Sunday 8 March 2009

The films of Alan Moore

Alan Moore has a hate/hate relationship with Hollywood, so much so that he will not take payment from or watch any film based on his work .It doesn’t help that the films in question tend to be total cobblers. What are the chances of Watchmen bucking the trend? Not good by the looks of previous efforts……..


From Hell: Moore’s complex look at the character and psychology of the city of London, as told through the story of Jack the Ripper became, in the words of comedian Stewart Lee “A thing about a man who kills some women”.

The League of Extraordinary Gentlemen: In 1999 Moore and artist Kevin O Neil made a bold attempt to merge all works of fiction into a single cohesive narrative, which actually worked within the context of the strip. Filmmaker Stephen Norrington added a sexy vampire and Tom Sawyer driving a bat mobile. Nice.

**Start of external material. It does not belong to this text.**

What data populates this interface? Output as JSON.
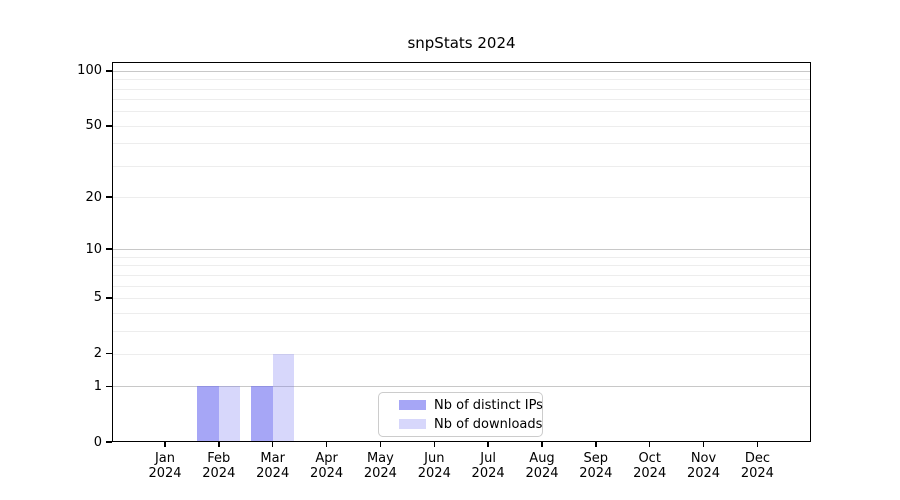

Constantine: The comics’ version of John Constantine (aka Hellblazer) was an embittered, alcoholic, cynical, chain smoking British, Noir style occult detective with no morals and a very dim view of human nature. The film version was Keanu Reeves.

V For Vendetta: The problem: America was always going to have a problem with the “Terrorist super Hero” introduced in Moore’s limited series. The solution: let’s change the main character from a ruthless anarchist to a romantic freedom fighter. Oh, and add an unconvincing love story and bobbins script while were at it.